Além de remover as casinhas, a decisão inclui destruição de potes de comida e água. Os gatos são cuidados de forma coletiva, portanto são animais comunitários.
A denúncia foi formalizada junta à Polícia Civil do DF (PCDF), que investiga o caso.
Proteção na lei e o papel da PCDF
O delegado-chefe da Delegacia de Repressão aos Crimes Contra os Animais do Distrito Federal (DRCA), Jônatas Silva, afirmou que os animais classificados como comunitários têm proteção prevista em lei.
Segundo o delegado, síndicos e condomínios não podem aplicar multas, advertências ou punições a moradores que alimentam esses animais, nem proibir o fornecimento de comida e água ou intimidar cuidadores, desde que os cuidados sejam feitos de forma adequada.
Ele ressalta que impedir o acesso à alimentação pode configurar maus-tratos.Os moradores registraram boletim de ocorrência e afirmam que pretendem acionar órgãos de fiscalização ambiental e proteção animal.
Outro lado
Em nota, o condomínio, por meio da administração, destacou que “não se opõe às iniciativas de proteção, cuidado e alimentação de animais, e reconhece o relevante caráter social e humanitário dessas ações”.

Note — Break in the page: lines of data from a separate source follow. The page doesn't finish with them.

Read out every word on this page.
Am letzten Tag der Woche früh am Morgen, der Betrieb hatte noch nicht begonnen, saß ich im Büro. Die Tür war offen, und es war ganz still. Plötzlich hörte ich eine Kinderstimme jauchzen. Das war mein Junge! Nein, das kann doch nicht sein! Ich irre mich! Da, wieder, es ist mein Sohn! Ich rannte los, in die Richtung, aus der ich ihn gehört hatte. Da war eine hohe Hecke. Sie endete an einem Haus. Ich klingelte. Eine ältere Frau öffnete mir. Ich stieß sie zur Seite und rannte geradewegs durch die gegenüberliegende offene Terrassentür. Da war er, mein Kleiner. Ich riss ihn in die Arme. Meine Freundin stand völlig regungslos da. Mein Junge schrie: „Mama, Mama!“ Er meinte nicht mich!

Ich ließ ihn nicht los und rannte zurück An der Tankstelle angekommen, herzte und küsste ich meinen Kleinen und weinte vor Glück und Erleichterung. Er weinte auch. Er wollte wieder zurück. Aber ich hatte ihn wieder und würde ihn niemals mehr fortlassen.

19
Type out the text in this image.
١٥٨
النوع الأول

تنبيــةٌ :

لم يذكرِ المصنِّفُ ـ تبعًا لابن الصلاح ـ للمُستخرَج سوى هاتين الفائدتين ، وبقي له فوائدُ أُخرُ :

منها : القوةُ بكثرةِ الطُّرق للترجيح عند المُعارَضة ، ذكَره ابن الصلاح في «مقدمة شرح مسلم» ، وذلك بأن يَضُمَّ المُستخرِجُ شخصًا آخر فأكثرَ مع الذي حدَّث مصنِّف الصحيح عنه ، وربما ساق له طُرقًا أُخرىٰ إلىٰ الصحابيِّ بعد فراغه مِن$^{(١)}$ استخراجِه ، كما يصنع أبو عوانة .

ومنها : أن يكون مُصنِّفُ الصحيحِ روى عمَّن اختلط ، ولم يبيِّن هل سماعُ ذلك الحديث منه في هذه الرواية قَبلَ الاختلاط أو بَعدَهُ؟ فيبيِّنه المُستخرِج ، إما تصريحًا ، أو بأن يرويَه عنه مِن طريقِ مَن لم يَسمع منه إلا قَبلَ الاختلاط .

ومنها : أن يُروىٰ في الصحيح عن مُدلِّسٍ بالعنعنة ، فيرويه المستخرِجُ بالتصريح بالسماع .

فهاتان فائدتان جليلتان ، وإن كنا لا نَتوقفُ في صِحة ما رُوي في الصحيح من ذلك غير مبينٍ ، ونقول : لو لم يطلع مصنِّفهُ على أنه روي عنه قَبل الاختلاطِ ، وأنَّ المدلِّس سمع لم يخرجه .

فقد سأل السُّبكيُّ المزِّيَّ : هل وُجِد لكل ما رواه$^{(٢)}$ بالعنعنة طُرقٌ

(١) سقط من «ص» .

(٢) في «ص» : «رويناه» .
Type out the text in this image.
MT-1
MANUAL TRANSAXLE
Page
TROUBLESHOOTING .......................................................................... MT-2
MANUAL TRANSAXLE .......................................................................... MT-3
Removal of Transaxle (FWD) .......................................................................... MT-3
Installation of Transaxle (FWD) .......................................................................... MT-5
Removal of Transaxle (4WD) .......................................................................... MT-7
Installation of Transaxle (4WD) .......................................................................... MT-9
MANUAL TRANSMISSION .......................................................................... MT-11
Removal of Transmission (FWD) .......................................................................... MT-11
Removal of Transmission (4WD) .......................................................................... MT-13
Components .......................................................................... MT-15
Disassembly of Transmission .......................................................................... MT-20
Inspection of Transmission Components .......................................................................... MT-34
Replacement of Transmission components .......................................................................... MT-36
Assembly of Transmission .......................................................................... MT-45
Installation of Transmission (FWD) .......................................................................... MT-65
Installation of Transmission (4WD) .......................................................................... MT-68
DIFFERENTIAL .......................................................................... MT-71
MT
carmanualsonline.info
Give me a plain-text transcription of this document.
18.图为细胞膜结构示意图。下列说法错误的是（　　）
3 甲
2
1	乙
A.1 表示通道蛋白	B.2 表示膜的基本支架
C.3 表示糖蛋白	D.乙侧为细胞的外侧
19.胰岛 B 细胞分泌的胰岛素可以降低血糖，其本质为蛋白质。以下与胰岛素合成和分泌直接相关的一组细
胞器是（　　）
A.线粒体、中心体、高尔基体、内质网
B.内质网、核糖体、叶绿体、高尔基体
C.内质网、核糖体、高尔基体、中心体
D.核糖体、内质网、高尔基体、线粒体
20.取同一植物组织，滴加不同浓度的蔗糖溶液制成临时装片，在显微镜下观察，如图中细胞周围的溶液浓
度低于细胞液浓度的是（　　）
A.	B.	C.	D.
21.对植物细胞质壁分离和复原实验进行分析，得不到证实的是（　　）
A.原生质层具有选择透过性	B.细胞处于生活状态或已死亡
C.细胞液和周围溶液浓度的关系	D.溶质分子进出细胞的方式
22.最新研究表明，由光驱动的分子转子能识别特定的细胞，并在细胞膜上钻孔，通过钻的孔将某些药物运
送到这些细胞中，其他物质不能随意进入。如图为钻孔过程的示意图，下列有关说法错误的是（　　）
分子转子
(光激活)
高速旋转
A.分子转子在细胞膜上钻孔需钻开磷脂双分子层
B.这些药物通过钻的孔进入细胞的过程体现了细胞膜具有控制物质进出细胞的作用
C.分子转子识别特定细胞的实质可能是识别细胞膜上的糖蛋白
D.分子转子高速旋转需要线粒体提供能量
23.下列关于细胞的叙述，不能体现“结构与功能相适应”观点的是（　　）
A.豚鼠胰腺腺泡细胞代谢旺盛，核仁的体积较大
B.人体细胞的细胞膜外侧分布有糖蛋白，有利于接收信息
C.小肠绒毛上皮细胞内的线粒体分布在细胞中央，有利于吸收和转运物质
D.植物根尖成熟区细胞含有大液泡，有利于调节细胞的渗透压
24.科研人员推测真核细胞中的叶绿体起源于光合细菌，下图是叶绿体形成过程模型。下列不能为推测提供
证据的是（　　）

Segundo a nota, a administração informa que mantém abrigos, comedouros e estruturas para os animais nas áreas comuns do condomínio e que em 2017, foi aprovada a castração de gatos custeada pelo condomínio.
“Ao contrário do que está sendo divulgado, o condomínio está propondo que eventuais instalações de novos abrigos devem observar os limites legais e normativos aplicáveis à gestão de áreas comuns, especialmente quando se trata de bens de natureza privada coletiva. A instalação de quaisquer estruturas em áreas comuns depende de prévia autorização da Administração”, complementou a declaração.
Por fim, o condomínio reforçou a abertura “ao diálogo institucional e à construção de soluções juridicamente adequadas”.